Taberna Europe CDO II plc v Selskabet (formerly Roskilde Bank A/S) (In Bankruptcy) [2016] EWCA Civ 1262)

In a landmark decision issued today, the Court of Appeal has unanimously overturned Eder J's conclusions, following an 8 day trial in 2014, in relation to s 2(1) of the Misrepresentation Act 1967 (negligent misrepresentation), and standard disclaimers in written publications issued by the bank.

The original conclusions in regard to Issuer liability to a secondary market investor were of significant potential consequences for the financial markets.  This successful appeal also upholds the availability of the protection offered by clear and unambiguous disclaimers in documents exchanged between commercial parties.
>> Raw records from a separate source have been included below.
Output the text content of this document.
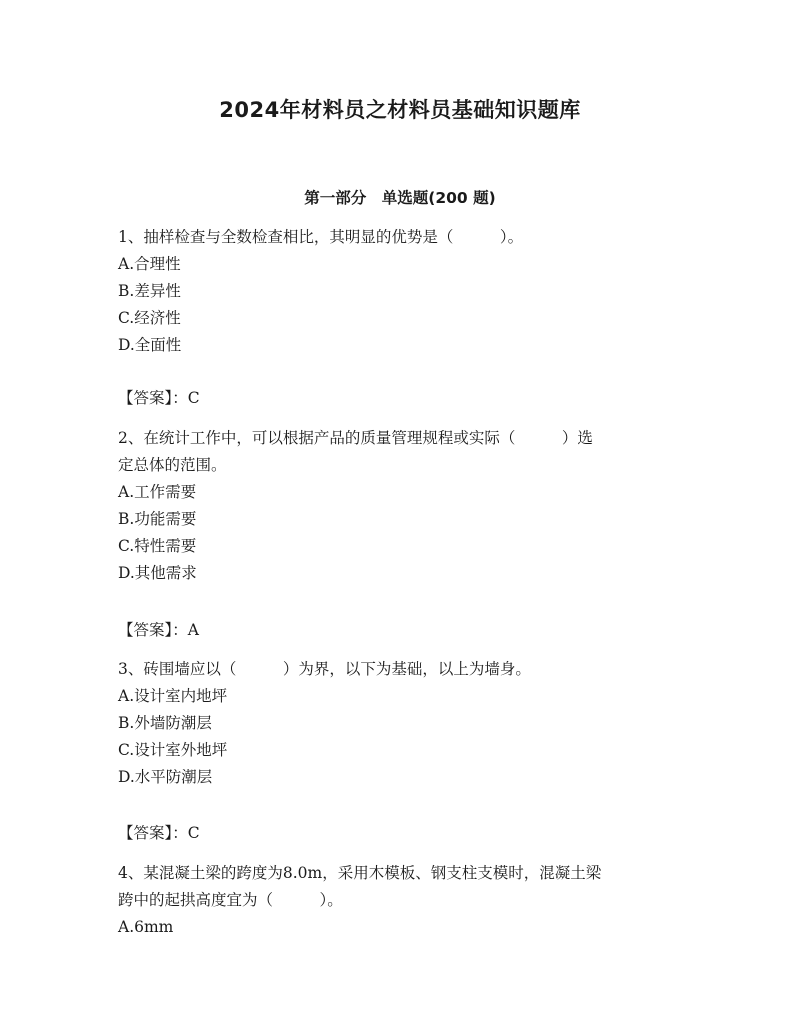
2024年材料员之材料员基础知识题库
第一部分　单选题(200 题)
1、抽样检查与全数检查相比，其明显的优势是（　　　）。
A.合理性
B.差异性
C.经济性
D.全面性
【答案】：C
2、在统计工作中，可以根据产品的质量管理规程或实际（　　　）选
定总体的范围。
A.工作需要
B.功能需要
C.特性需要
D.其他需求
【答案】：A
3、砖围墙应以（　　　）为界，以下为基础，以上为墙身。
A.设计室内地坪
B.外墙防潮层
C.设计室外地坪
D.水平防潮层
【答案】：C
4、某混凝土梁的跨度为8.0m，采用木模板、钢支柱支模时，混凝土梁
跨中的起拱高度宜为（　　　）。
A.6mm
The Macfarlanes team advising Roskilde Bank was led by banking and finance dispute resolution head, Barry Donnelly, with litigation senior solicitor, Aalia Datoo, and litigation solicitor, Tim Ballingal. Charles Béar QC (Fountain Court) and Matthew Cook (One Essex Court) were instructed in both the first instance and Court of Appeal proceedings.


  • Roskilde was the largest retail bank in Denmark, and the first to collapse in the financial crisis.
  • Roskilde had issued subordinated notes which were purchased in the secondary market by Taberna (a European property fund) from Deutsche Bank in February 2008, for just over €26m.
  • Taberna alleged eight counts of misrepresentation by Roskilde, but only one was successful - a representation in respect of the level of Roskilde’s non-performing loans.
  • Eder J's conclusion that negligent misrepresentation under s 2(1) of the Misrepresentation Act 1967 extended to loss sustained as a result of contracting to purchase notes from a third party, but not arising under the subsequent contractual relationship with the issuer representor (Roskilde), was a novel interpretation of the wording of s 2(1) of the Act.
  • As a consequence of the decision at first instance, representations made in publications issued by financial institutions which are designed for the primary market on and before an issue of subordinated debt could have been actionable by secondary market purchasers long after the publications were first issued. On the facts, Eder J had found that the disclaimer wording included in some of the bank’s publications afforded it no protection.